Random Presents: Brett Dennen with Special Guests: Lily and Madeleine

Tickets: $35 General Admission - seats will be removed down front for dancing

As common and simple as it is, “por favor” is such an evocative expression.
From Spanish, it translates to “please,” a word that suggests a need for something, a desire to make a change. “‘Por favor’ was something I kept saying every day in the studio, and I got the other musicians saying it,” says Brett Dennen. “We were goofing around, and Dave Cobb, my producer, said it should be the title of my new record. I laughed it off at first, but then I really thought about it.” “When you say please, you’re asking something to come into your life,” Dennen adds. “It might mean that you’re weak and need something to make you strong. But you’re admitting to some sort of weakness or some form of humility.”

That notion is at the heart of “Por Favor,” Dennen’s intimate and revealing new album that Elektra Records will release on May 20. Produced by Cobb, fresh from his Grammy winning work with Chris Stapleton and Jason Isbell, the record strips Dennen to his core as a songwriter with nothing to hide. “All these songs came from a time of sadness for lots of different reasons. They came at a point when I wasn’t feeling confident about myself,” he says. “When I’m not feeling confident, I’m not a nice person to be around. I don’t take care of my health, my relationships, my stuff, and it all cycles into a miserable place. And I have a really hard time admitting that I’m in that place.”

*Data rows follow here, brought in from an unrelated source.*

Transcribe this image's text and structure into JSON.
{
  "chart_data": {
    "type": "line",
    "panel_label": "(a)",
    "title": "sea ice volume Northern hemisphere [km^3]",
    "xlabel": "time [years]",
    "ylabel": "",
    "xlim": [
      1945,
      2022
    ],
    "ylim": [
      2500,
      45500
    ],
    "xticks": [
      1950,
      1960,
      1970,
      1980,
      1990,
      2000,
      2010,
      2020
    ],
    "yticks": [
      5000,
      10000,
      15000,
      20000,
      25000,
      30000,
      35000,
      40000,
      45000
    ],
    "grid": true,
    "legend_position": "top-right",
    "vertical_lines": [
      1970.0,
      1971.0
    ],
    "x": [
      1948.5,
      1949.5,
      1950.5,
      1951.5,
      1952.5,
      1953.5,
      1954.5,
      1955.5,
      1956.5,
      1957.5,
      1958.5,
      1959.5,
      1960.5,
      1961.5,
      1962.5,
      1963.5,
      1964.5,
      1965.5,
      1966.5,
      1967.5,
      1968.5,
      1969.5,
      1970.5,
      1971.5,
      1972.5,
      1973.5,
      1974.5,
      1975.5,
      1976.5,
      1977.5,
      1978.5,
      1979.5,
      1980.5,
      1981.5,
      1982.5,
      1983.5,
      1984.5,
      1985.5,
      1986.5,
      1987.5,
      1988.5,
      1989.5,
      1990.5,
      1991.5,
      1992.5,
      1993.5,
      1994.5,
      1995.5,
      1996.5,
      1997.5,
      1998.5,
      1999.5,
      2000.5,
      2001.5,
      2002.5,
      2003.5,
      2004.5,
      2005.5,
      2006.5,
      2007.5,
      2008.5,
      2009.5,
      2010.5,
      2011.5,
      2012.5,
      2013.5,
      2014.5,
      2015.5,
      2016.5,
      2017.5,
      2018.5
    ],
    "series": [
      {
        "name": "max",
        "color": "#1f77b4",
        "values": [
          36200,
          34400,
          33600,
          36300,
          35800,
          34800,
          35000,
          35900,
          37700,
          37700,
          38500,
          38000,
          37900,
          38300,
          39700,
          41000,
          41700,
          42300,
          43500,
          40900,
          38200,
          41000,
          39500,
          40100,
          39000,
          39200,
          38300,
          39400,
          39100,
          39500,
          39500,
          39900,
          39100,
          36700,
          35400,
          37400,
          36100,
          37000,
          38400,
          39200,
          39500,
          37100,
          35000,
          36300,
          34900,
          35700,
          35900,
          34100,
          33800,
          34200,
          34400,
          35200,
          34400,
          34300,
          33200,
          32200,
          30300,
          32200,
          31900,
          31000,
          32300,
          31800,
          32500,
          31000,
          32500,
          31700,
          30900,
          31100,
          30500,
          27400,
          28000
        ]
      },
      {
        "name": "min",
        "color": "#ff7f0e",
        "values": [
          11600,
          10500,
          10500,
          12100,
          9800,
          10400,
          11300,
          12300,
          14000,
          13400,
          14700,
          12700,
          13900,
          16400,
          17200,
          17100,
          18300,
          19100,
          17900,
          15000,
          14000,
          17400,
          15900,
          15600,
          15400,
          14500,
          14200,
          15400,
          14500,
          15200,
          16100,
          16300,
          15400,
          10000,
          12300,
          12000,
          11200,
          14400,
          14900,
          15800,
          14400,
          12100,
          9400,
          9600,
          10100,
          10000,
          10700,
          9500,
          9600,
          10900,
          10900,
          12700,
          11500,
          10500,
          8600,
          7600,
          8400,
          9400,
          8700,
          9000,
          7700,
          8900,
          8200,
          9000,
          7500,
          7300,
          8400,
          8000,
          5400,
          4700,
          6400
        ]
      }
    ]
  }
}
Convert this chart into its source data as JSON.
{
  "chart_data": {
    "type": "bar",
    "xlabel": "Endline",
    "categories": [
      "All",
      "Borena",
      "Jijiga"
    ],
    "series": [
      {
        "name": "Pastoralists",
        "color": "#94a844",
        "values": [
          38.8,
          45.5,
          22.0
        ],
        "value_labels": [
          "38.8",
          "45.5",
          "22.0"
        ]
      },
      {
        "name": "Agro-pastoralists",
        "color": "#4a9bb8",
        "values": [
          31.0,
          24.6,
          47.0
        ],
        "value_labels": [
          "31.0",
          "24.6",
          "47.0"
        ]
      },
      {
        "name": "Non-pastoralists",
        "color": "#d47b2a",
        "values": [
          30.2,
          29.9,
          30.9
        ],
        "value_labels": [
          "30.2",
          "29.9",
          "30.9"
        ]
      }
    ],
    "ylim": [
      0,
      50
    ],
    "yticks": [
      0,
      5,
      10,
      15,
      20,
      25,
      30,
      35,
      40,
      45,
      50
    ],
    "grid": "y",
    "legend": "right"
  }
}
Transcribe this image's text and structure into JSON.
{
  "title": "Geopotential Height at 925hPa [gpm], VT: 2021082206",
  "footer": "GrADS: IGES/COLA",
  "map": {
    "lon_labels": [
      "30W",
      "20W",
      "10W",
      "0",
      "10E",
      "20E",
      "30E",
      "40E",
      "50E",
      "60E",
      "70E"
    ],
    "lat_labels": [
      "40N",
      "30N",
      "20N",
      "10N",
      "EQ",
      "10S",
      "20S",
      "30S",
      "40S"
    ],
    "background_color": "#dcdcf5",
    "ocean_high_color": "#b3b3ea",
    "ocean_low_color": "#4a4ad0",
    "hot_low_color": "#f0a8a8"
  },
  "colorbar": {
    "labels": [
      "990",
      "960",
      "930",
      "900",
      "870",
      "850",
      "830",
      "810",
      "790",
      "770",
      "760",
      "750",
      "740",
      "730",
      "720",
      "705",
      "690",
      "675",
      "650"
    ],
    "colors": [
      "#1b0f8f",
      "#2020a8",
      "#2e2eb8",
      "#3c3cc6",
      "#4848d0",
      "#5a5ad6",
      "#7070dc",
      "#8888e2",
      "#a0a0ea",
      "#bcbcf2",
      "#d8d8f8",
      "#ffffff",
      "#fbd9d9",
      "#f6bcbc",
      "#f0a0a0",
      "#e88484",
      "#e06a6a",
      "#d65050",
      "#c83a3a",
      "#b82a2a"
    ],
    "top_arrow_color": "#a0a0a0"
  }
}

A followup to 2013’s “Smoke and Mirrors,” his sixth studio album dives deep into loneliness, loss, and love and all its side effects. It’s the sound of an artist working through his insecurities in song, and thereby letting go of them. But it’s by no means a sad affair, nor is it the “rainy-day record” Dennen initially thought he was making. Often framed by uplifting choruses and bright acoustic arrangements, these songs brim with optimism, the palpable sense that the tide is turning. “And I want to love you for the way you are/ Not the way I am/ So let’s go now/ Back to the bonfire where we began,” he sings over a chugging groove on “Bonfire.”